超重是绝经后乳腺癌的一个风险因素,并且与啮齿动物自发性和化学诱导性乳腺肿瘤的发病率增加及潜伏期缩短有关。然而,瘦素缺乏的肥胖Lep(ob)Lep(ob)雌性小鼠自发性和癌基因诱导性乳腺肿瘤的发病率降低。有趣的是,瘦素可增强表达瘦素受体的人乳腺癌细胞系的增殖,这表明瘦素信号传导在肿瘤发展中起作用。我们评估了肥胖的MMTV-TGF-α/Lepr(db)Lepr(db)小鼠(其OB-Rb存在缺陷,OB-Rb被认为是瘦素受体的主要信号亚型)中癌基因诱导的乳腺肿瘤发展情况。将Lepr和MMTV-TGF-α小鼠进行杂交,对后代进行基因分型以检测癌基因表达并确定Lepr状态。对瘦的MMTV-TGF-α/Lepr(+)Lepr(+)(纯合子)和MMTV-TGF-α/Lepr(+)Lepr(db)(杂合子)小鼠以及肥胖的MMTV-TGF-α/Lepr(db)Lepr(db)小鼠进行监测直至104周龄。

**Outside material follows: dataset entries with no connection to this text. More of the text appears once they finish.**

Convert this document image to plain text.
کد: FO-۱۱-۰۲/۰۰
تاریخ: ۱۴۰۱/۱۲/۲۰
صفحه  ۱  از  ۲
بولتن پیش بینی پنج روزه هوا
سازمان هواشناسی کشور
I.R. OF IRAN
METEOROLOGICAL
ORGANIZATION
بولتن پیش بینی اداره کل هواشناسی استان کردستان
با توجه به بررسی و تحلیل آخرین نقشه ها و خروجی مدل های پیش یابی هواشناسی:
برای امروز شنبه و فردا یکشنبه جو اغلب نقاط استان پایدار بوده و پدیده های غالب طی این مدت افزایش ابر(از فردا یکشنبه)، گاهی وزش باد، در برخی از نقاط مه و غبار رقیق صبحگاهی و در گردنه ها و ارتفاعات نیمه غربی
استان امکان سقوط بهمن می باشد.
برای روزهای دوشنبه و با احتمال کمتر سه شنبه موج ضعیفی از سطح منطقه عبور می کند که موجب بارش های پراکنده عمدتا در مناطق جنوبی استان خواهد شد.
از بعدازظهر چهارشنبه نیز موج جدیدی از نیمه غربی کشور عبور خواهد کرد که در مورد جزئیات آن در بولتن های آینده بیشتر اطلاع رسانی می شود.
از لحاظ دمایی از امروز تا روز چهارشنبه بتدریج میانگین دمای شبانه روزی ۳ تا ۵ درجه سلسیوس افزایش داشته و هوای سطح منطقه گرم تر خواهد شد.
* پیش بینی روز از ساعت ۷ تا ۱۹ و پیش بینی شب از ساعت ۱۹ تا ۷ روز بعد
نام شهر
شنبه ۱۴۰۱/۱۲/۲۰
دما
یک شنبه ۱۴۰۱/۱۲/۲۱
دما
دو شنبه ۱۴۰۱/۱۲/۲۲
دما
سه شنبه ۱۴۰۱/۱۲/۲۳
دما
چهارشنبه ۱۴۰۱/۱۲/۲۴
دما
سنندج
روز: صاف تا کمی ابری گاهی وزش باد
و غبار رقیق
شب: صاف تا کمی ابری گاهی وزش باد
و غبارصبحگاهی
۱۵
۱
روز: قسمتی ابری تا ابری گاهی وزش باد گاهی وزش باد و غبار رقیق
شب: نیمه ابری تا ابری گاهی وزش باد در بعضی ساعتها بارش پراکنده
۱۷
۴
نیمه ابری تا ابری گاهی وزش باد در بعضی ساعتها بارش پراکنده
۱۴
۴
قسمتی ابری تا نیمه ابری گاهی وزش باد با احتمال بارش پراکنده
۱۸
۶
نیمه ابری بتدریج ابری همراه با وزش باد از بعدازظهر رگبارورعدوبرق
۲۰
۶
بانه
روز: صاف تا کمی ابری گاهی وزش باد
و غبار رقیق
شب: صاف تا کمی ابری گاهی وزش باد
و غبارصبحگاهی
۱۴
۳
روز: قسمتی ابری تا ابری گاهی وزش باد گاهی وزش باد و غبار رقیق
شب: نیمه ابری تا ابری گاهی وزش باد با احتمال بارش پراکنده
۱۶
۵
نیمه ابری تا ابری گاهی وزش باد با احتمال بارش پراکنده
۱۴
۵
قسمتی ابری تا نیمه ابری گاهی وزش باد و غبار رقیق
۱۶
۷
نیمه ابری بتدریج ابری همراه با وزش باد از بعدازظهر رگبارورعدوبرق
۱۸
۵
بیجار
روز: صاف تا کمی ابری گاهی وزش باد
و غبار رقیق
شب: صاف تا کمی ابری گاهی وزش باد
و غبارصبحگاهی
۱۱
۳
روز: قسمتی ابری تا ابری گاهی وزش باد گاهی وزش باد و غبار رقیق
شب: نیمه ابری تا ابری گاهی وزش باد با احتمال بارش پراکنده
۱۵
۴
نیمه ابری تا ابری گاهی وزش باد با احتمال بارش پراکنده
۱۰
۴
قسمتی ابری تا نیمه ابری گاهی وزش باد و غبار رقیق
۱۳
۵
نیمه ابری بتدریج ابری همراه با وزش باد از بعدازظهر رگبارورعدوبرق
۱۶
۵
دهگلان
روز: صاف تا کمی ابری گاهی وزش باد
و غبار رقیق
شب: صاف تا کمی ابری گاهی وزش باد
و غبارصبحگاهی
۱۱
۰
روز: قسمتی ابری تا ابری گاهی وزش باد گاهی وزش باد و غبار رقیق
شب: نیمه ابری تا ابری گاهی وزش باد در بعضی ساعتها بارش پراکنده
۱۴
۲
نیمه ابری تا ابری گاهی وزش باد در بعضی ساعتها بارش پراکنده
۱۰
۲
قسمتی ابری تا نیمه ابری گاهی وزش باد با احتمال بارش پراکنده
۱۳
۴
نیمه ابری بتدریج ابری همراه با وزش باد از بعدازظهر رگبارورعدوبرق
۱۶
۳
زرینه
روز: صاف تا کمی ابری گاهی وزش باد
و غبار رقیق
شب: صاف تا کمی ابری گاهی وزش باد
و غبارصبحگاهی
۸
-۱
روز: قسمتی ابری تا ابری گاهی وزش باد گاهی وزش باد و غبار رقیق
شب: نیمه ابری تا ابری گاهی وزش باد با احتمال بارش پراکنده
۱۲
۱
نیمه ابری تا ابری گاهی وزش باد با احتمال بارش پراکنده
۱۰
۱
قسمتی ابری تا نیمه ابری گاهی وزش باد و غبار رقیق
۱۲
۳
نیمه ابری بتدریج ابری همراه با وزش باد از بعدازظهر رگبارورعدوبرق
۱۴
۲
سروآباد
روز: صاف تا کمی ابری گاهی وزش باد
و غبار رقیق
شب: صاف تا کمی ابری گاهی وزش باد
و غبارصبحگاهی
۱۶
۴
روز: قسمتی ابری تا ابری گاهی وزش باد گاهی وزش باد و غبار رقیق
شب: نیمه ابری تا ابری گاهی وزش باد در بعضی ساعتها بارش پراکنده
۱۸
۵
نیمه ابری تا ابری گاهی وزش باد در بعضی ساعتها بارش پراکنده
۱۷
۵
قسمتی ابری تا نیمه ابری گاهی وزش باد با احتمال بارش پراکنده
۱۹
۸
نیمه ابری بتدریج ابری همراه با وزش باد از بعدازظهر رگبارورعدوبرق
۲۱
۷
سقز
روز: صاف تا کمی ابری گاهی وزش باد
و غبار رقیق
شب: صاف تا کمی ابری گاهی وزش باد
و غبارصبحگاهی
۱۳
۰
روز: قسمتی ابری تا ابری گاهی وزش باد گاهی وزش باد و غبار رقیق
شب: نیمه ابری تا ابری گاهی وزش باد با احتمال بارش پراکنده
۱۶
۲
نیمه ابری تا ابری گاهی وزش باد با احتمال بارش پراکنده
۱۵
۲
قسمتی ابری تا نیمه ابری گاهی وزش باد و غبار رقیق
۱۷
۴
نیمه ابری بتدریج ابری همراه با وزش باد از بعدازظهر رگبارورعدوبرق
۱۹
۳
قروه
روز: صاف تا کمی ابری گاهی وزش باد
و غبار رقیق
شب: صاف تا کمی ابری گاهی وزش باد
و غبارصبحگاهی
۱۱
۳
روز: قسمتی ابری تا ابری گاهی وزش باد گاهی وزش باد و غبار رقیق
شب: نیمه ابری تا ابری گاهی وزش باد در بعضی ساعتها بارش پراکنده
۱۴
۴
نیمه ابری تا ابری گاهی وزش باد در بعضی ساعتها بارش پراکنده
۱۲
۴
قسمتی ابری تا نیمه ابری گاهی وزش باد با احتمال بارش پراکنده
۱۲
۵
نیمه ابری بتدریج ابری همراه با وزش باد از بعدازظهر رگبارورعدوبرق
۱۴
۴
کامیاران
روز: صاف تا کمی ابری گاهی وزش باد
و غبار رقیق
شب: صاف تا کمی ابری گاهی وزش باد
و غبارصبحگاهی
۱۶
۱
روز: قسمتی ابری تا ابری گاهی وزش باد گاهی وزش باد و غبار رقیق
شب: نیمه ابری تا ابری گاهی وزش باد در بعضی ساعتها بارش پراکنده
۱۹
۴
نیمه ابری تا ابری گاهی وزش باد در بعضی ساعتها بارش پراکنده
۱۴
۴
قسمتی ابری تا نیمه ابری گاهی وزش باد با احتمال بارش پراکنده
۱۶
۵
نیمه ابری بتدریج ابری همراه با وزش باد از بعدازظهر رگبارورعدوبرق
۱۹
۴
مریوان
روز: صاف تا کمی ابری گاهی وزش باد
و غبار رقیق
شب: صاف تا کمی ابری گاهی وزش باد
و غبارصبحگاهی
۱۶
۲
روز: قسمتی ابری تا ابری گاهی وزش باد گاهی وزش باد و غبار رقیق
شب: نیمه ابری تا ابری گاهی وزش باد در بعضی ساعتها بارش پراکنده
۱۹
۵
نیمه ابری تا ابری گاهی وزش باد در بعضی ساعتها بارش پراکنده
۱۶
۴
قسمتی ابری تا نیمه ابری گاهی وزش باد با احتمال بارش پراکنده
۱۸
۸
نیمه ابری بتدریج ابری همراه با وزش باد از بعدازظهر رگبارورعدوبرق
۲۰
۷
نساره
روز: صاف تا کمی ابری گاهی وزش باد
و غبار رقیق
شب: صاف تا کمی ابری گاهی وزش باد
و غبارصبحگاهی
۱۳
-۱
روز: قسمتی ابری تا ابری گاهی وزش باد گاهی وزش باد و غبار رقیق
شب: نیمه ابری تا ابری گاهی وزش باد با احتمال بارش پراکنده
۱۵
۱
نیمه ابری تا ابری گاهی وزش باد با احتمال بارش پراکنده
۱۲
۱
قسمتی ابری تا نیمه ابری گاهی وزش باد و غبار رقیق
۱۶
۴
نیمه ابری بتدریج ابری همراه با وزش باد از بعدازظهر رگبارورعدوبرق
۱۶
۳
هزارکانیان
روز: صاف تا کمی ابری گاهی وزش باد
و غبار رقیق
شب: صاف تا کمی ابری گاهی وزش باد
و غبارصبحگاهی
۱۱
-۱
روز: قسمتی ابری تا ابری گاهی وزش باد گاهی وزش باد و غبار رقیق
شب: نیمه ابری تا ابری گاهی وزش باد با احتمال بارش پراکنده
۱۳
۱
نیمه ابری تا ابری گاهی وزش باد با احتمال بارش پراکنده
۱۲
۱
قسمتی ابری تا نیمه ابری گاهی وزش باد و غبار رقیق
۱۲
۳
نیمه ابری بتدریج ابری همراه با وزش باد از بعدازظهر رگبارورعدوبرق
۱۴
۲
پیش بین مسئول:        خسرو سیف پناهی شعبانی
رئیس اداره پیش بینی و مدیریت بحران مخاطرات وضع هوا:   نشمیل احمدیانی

MMTV-TGF-α/Lepr(db)Lepr(db)小鼠的体重显著高于瘦的组。在MMTV-TGF-α/Lepr(db)Lepr(db)小鼠中未检测到乳腺肿瘤,而MMTV-TGF-α/Lepr(+)Lepr(+)和MMTV-TGF-α/Lepr(+)Lepr(db)小鼠的乳腺肿瘤发病率分别为69%和82%。对乳腺组织整装片的检查表明,MMTV-TGF-α/Lepr(db)Lepr(db)小鼠不存在导管形成和分支。对于瘦的基因型,检测到乳腺肿瘤的年龄和肿瘤负荷(肿瘤/小鼠及肿瘤重量)相似。MMTV-TGF-α/Lepr(db)Lepr(db)小鼠的血清瘦素水平比瘦小鼠的水平高12至20倍。因此,尽管血清瘦素水平升高,但瘦素受体缺陷的MMTV-TGF-α/Lepr(db)Lepr(db)小鼠并未发生乳腺肿瘤。这项研究提供了额外的证据,表明瘦素及其同源受体可能参与乳腺肿瘤的发生。